Pepe cayó, no quería ser repetitivo pero pensaba en la risa de Vale, en los agujeritos que se le hacían cuando sonreía, en la cara de perdida que ponía cuando no entendía algo, en lo despreocupada que era: en ella. La tenía tatuada en el cerebro, o mejor, en los sentidos.
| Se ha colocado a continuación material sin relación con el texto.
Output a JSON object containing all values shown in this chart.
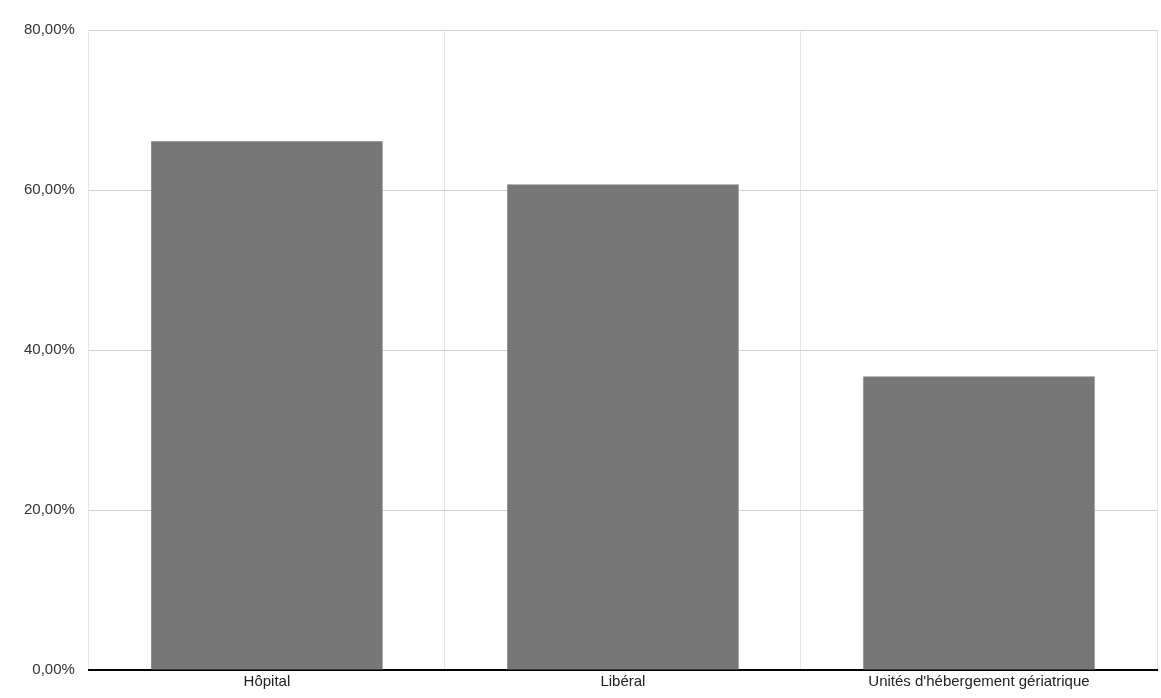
{
  "chart_data": {
    "type": "bar",
    "categories": [
      "Hôpital",
      "Libéral",
      "Unités d'hébergement gériatrique"
    ],
    "values": [
      66.1,
      60.7,
      36.7
    ],
    "color": "#777777",
    "ylim": [
      0,
      80
    ],
    "yticks": [
      {
        "value": 0,
        "label": "0,00%"
      },
      {
        "value": 20,
        "label": "20,00%"
      },
      {
        "value": 40,
        "label": "40,00%"
      },
      {
        "value": 60,
        "label": "60,00%"
      },
      {
        "value": 80,
        "label": "80,00%"
      }
    ],
    "grid": true
  }
}
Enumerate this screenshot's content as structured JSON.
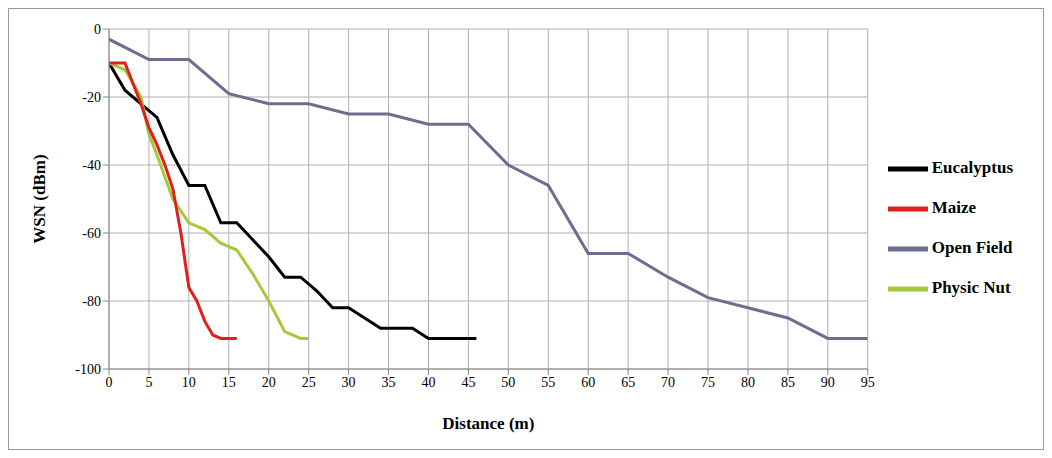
{
  "chart_data": {
    "type": "line",
    "x_label": "Distance (m)",
    "y_label": "WSN (dBm)",
    "xlim": [
      0,
      95
    ],
    "xticks": [
      0,
      5,
      10,
      15,
      20,
      25,
      30,
      35,
      40,
      45,
      50,
      55,
      60,
      65,
      70,
      75,
      80,
      85,
      90,
      95
    ],
    "ylim": [
      -100,
      0
    ],
    "yticks": [
      -100,
      -80,
      -60,
      -40,
      -20,
      0
    ],
    "grid": true,
    "legend": "right",
    "series": [
      {
        "name": "Open Field",
        "color": "#6b6e8f",
        "x": [
          0,
          5,
          10,
          15,
          20,
          25,
          30,
          35,
          40,
          45,
          50,
          55,
          60,
          65,
          70,
          75,
          80,
          85,
          90,
          95
        ],
        "values": [
          -3,
          -9,
          -9,
          -19,
          -22,
          -22,
          -25,
          -25,
          -28,
          -28,
          -40,
          -46,
          -66,
          -66,
          -73,
          -79,
          -82,
          -85,
          -91,
          -91
        ]
      },
      {
        "name": "Eucalyptus",
        "color": "#000000",
        "x": [
          0,
          2,
          4,
          6,
          8,
          10,
          12,
          14,
          16,
          18,
          20,
          22,
          24,
          26,
          28,
          30,
          32,
          34,
          36,
          38,
          40,
          42,
          44,
          46
        ],
        "values": [
          -10,
          -18,
          -22,
          -26,
          -37,
          -46,
          -46,
          -57,
          -57,
          -62,
          -67,
          -73,
          -73,
          -77,
          -82,
          -82,
          -85,
          -88,
          -88,
          -88,
          -91,
          -91,
          -91,
          -91
        ]
      },
      {
        "name": "Physic Nut",
        "color": "#a5c93a",
        "x": [
          0,
          2,
          4,
          5,
          6,
          8,
          10,
          12,
          14,
          16,
          18,
          20,
          22,
          24,
          25
        ],
        "values": [
          -10,
          -12,
          -20,
          -31,
          -37,
          -50,
          -57,
          -59,
          -63,
          -65,
          -72,
          -80,
          -89,
          -91,
          -91
        ]
      },
      {
        "name": "Maize",
        "color": "#e0201b",
        "x": [
          0,
          2,
          4,
          5,
          6,
          7,
          8,
          9,
          10,
          11,
          12,
          13,
          14,
          16
        ],
        "values": [
          -10,
          -10,
          -22,
          -29,
          -34,
          -40,
          -47,
          -60,
          -76,
          -80,
          -86,
          -90,
          -91,
          -91
        ]
      }
    ]
  }
}
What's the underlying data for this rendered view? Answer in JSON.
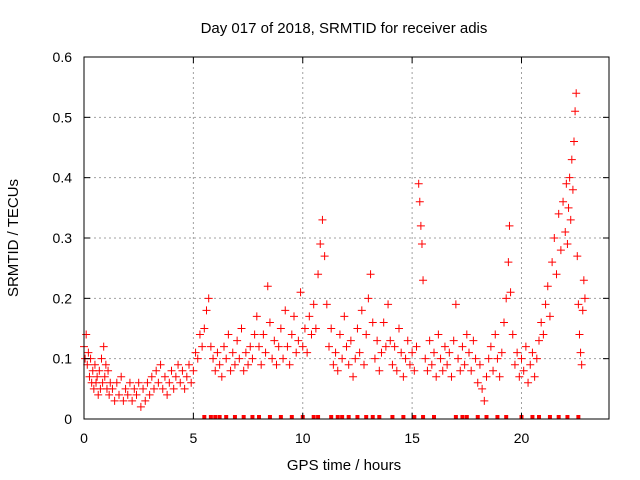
{
  "chart_data": {
    "type": "scatter",
    "title": "Day 017 of 2018, SRMTID for receiver adis",
    "xlabel": "GPS time / hours",
    "ylabel": "SRMTID / TECUs",
    "xlim": [
      0,
      24
    ],
    "ylim": [
      0,
      0.6
    ],
    "x_ticks": [
      0,
      5,
      10,
      15,
      20
    ],
    "x_tick_labels": [
      "0",
      "5",
      "10",
      "15",
      "20"
    ],
    "y_ticks": [
      0,
      0.1,
      0.2,
      0.3,
      0.4,
      0.5,
      0.6
    ],
    "y_tick_labels": [
      "0",
      "0.1",
      "0.2",
      "0.3",
      "0.4",
      "0.5",
      "0.6"
    ],
    "grid": true,
    "marker": "plus",
    "color": "#ff0000",
    "series": [
      {
        "name": "SRMTID",
        "points": [
          [
            0.0,
            0.12
          ],
          [
            0.05,
            0.1
          ],
          [
            0.1,
            0.14
          ],
          [
            0.15,
            0.09
          ],
          [
            0.2,
            0.11
          ],
          [
            0.25,
            0.07
          ],
          [
            0.3,
            0.1
          ],
          [
            0.35,
            0.06
          ],
          [
            0.4,
            0.08
          ],
          [
            0.45,
            0.05
          ],
          [
            0.5,
            0.09
          ],
          [
            0.55,
            0.06
          ],
          [
            0.6,
            0.07
          ],
          [
            0.65,
            0.04
          ],
          [
            0.7,
            0.08
          ],
          [
            0.75,
            0.05
          ],
          [
            0.8,
            0.1
          ],
          [
            0.85,
            0.06
          ],
          [
            0.9,
            0.12
          ],
          [
            0.95,
            0.07
          ],
          [
            1.0,
            0.09
          ],
          [
            1.05,
            0.05
          ],
          [
            1.1,
            0.08
          ],
          [
            1.15,
            0.04
          ],
          [
            1.2,
            0.06
          ],
          [
            1.3,
            0.05
          ],
          [
            1.4,
            0.03
          ],
          [
            1.5,
            0.06
          ],
          [
            1.6,
            0.04
          ],
          [
            1.7,
            0.07
          ],
          [
            1.8,
            0.03
          ],
          [
            1.9,
            0.05
          ],
          [
            2.0,
            0.04
          ],
          [
            2.1,
            0.06
          ],
          [
            2.2,
            0.03
          ],
          [
            2.3,
            0.05
          ],
          [
            2.4,
            0.04
          ],
          [
            2.5,
            0.06
          ],
          [
            2.6,
            0.02
          ],
          [
            2.7,
            0.05
          ],
          [
            2.8,
            0.03
          ],
          [
            2.9,
            0.06
          ],
          [
            3.0,
            0.04
          ],
          [
            3.1,
            0.07
          ],
          [
            3.2,
            0.05
          ],
          [
            3.3,
            0.08
          ],
          [
            3.4,
            0.06
          ],
          [
            3.5,
            0.09
          ],
          [
            3.6,
            0.05
          ],
          [
            3.7,
            0.07
          ],
          [
            3.8,
            0.04
          ],
          [
            3.9,
            0.06
          ],
          [
            4.0,
            0.08
          ],
          [
            4.1,
            0.05
          ],
          [
            4.2,
            0.07
          ],
          [
            4.3,
            0.09
          ],
          [
            4.4,
            0.06
          ],
          [
            4.5,
            0.08
          ],
          [
            4.6,
            0.05
          ],
          [
            4.7,
            0.07
          ],
          [
            4.8,
            0.09
          ],
          [
            4.9,
            0.06
          ],
          [
            5.0,
            0.08
          ],
          [
            5.1,
            0.11
          ],
          [
            5.2,
            0.1
          ],
          [
            5.3,
            0.14
          ],
          [
            5.4,
            0.12
          ],
          [
            5.5,
            0.15
          ],
          [
            5.6,
            0.18
          ],
          [
            5.7,
            0.2
          ],
          [
            5.8,
            0.12
          ],
          [
            5.9,
            0.1
          ],
          [
            6.0,
            0.08
          ],
          [
            6.1,
            0.11
          ],
          [
            6.2,
            0.09
          ],
          [
            6.3,
            0.07
          ],
          [
            6.4,
            0.12
          ],
          [
            6.5,
            0.1
          ],
          [
            6.6,
            0.14
          ],
          [
            6.7,
            0.08
          ],
          [
            6.8,
            0.11
          ],
          [
            6.9,
            0.09
          ],
          [
            7.0,
            0.13
          ],
          [
            7.1,
            0.1
          ],
          [
            7.2,
            0.15
          ],
          [
            7.3,
            0.08
          ],
          [
            7.4,
            0.11
          ],
          [
            7.5,
            0.09
          ],
          [
            7.6,
            0.12
          ],
          [
            7.7,
            0.1
          ],
          [
            7.8,
            0.14
          ],
          [
            7.9,
            0.17
          ],
          [
            8.0,
            0.12
          ],
          [
            8.1,
            0.09
          ],
          [
            8.2,
            0.14
          ],
          [
            8.3,
            0.11
          ],
          [
            8.4,
            0.22
          ],
          [
            8.5,
            0.16
          ],
          [
            8.6,
            0.1
          ],
          [
            8.7,
            0.13
          ],
          [
            8.8,
            0.09
          ],
          [
            8.9,
            0.12
          ],
          [
            9.0,
            0.15
          ],
          [
            9.1,
            0.1
          ],
          [
            9.2,
            0.18
          ],
          [
            9.3,
            0.12
          ],
          [
            9.4,
            0.09
          ],
          [
            9.5,
            0.14
          ],
          [
            9.6,
            0.17
          ],
          [
            9.7,
            0.11
          ],
          [
            9.8,
            0.13
          ],
          [
            9.9,
            0.21
          ],
          [
            10.0,
            0.12
          ],
          [
            10.1,
            0.15
          ],
          [
            10.2,
            0.11
          ],
          [
            10.3,
            0.17
          ],
          [
            10.4,
            0.14
          ],
          [
            10.5,
            0.19
          ],
          [
            10.6,
            0.15
          ],
          [
            10.7,
            0.24
          ],
          [
            10.8,
            0.29
          ],
          [
            10.9,
            0.33
          ],
          [
            11.0,
            0.27
          ],
          [
            11.1,
            0.19
          ],
          [
            11.2,
            0.12
          ],
          [
            11.3,
            0.15
          ],
          [
            11.4,
            0.09
          ],
          [
            11.5,
            0.11
          ],
          [
            11.6,
            0.08
          ],
          [
            11.7,
            0.14
          ],
          [
            11.8,
            0.1
          ],
          [
            11.9,
            0.17
          ],
          [
            12.0,
            0.12
          ],
          [
            12.1,
            0.09
          ],
          [
            12.2,
            0.13
          ],
          [
            12.3,
            0.07
          ],
          [
            12.4,
            0.1
          ],
          [
            12.5,
            0.15
          ],
          [
            12.6,
            0.11
          ],
          [
            12.7,
            0.18
          ],
          [
            12.8,
            0.09
          ],
          [
            12.9,
            0.14
          ],
          [
            13.0,
            0.2
          ],
          [
            13.1,
            0.24
          ],
          [
            13.2,
            0.16
          ],
          [
            13.3,
            0.1
          ],
          [
            13.4,
            0.13
          ],
          [
            13.5,
            0.08
          ],
          [
            13.6,
            0.11
          ],
          [
            13.7,
            0.16
          ],
          [
            13.8,
            0.12
          ],
          [
            13.9,
            0.19
          ],
          [
            14.0,
            0.13
          ],
          [
            14.1,
            0.09
          ],
          [
            14.2,
            0.12
          ],
          [
            14.3,
            0.08
          ],
          [
            14.4,
            0.15
          ],
          [
            14.5,
            0.11
          ],
          [
            14.6,
            0.07
          ],
          [
            14.7,
            0.1
          ],
          [
            14.8,
            0.13
          ],
          [
            14.9,
            0.09
          ],
          [
            15.0,
            0.11
          ],
          [
            15.1,
            0.08
          ],
          [
            15.2,
            0.12
          ],
          [
            15.3,
            0.39
          ],
          [
            15.35,
            0.36
          ],
          [
            15.4,
            0.32
          ],
          [
            15.45,
            0.29
          ],
          [
            15.5,
            0.23
          ],
          [
            15.6,
            0.1
          ],
          [
            15.7,
            0.08
          ],
          [
            15.8,
            0.13
          ],
          [
            15.9,
            0.09
          ],
          [
            16.0,
            0.11
          ],
          [
            16.1,
            0.07
          ],
          [
            16.2,
            0.14
          ],
          [
            16.3,
            0.1
          ],
          [
            16.4,
            0.08
          ],
          [
            16.5,
            0.12
          ],
          [
            16.6,
            0.09
          ],
          [
            16.7,
            0.11
          ],
          [
            16.8,
            0.07
          ],
          [
            16.9,
            0.13
          ],
          [
            17.0,
            0.19
          ],
          [
            17.1,
            0.1
          ],
          [
            17.2,
            0.08
          ],
          [
            17.3,
            0.12
          ],
          [
            17.4,
            0.09
          ],
          [
            17.5,
            0.14
          ],
          [
            17.6,
            0.11
          ],
          [
            17.7,
            0.08
          ],
          [
            17.8,
            0.13
          ],
          [
            17.9,
            0.1
          ],
          [
            18.0,
            0.06
          ],
          [
            18.1,
            0.09
          ],
          [
            18.2,
            0.05
          ],
          [
            18.3,
            0.03
          ],
          [
            18.4,
            0.07
          ],
          [
            18.5,
            0.1
          ],
          [
            18.6,
            0.12
          ],
          [
            18.7,
            0.08
          ],
          [
            18.8,
            0.14
          ],
          [
            18.9,
            0.1
          ],
          [
            19.0,
            0.07
          ],
          [
            19.1,
            0.11
          ],
          [
            19.2,
            0.16
          ],
          [
            19.3,
            0.2
          ],
          [
            19.4,
            0.26
          ],
          [
            19.45,
            0.32
          ],
          [
            19.5,
            0.21
          ],
          [
            19.6,
            0.14
          ],
          [
            19.7,
            0.09
          ],
          [
            19.8,
            0.11
          ],
          [
            19.9,
            0.07
          ],
          [
            20.0,
            0.1
          ],
          [
            20.1,
            0.08
          ],
          [
            20.2,
            0.12
          ],
          [
            20.3,
            0.06
          ],
          [
            20.4,
            0.09
          ],
          [
            20.5,
            0.11
          ],
          [
            20.6,
            0.07
          ],
          [
            20.7,
            0.1
          ],
          [
            20.8,
            0.13
          ],
          [
            20.9,
            0.16
          ],
          [
            21.0,
            0.14
          ],
          [
            21.1,
            0.19
          ],
          [
            21.2,
            0.22
          ],
          [
            21.3,
            0.17
          ],
          [
            21.4,
            0.26
          ],
          [
            21.5,
            0.3
          ],
          [
            21.6,
            0.24
          ],
          [
            21.7,
            0.34
          ],
          [
            21.8,
            0.28
          ],
          [
            21.9,
            0.36
          ],
          [
            22.0,
            0.31
          ],
          [
            22.05,
            0.39
          ],
          [
            22.1,
            0.29
          ],
          [
            22.15,
            0.35
          ],
          [
            22.2,
            0.4
          ],
          [
            22.25,
            0.33
          ],
          [
            22.3,
            0.43
          ],
          [
            22.35,
            0.38
          ],
          [
            22.4,
            0.46
          ],
          [
            22.45,
            0.51
          ],
          [
            22.5,
            0.54
          ],
          [
            22.55,
            0.27
          ],
          [
            22.6,
            0.19
          ],
          [
            22.65,
            0.14
          ],
          [
            22.7,
            0.11
          ],
          [
            22.75,
            0.09
          ],
          [
            22.8,
            0.18
          ],
          [
            22.85,
            0.23
          ],
          [
            22.9,
            0.2
          ]
        ]
      }
    ],
    "rug_marks": [
      5.5,
      5.8,
      6.0,
      6.2,
      6.5,
      6.9,
      7.3,
      7.7,
      8.0,
      8.5,
      9.0,
      9.5,
      10.0,
      10.5,
      10.7,
      11.3,
      11.6,
      11.8,
      12.1,
      12.5,
      12.9,
      13.2,
      13.5,
      14.1,
      14.6,
      15.1,
      15.5,
      16.0,
      17.0,
      17.3,
      17.5,
      18.0,
      18.4,
      18.9,
      19.3,
      20.0,
      20.5,
      20.8,
      21.3,
      21.7,
      22.1,
      22.6
    ]
  }
}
—No puedo dejar de pensar, hermano, tengo muchas preguntas —largó Pepe— ¿Qué pasó? ¿Cuándo se fue? ¿En algún momento estuvo? ¿Hice algo yo? ¿La voy a volver a ver? ¿Me volverá a abrazar como antes? ¿Estará pensando en mí? ¿Cuándo carajo me voy a sentir bien? ¿Se podrá hacer algo?
—¿Vos qué pensas? ¿Crees que podés hacer algo?— interrumpió Javier.
Pepe desvariaba aturdido con sus propias preguntas. De repente cambió la cara, miró a Javier, se levantó, le extendió la mano.
—Me tengo que ir, Javi.
Javier conociendo a su amigo le estiró la mano y se quedó pensando. Pepe dejó unos pesos para la cuenta y se fue en silencio.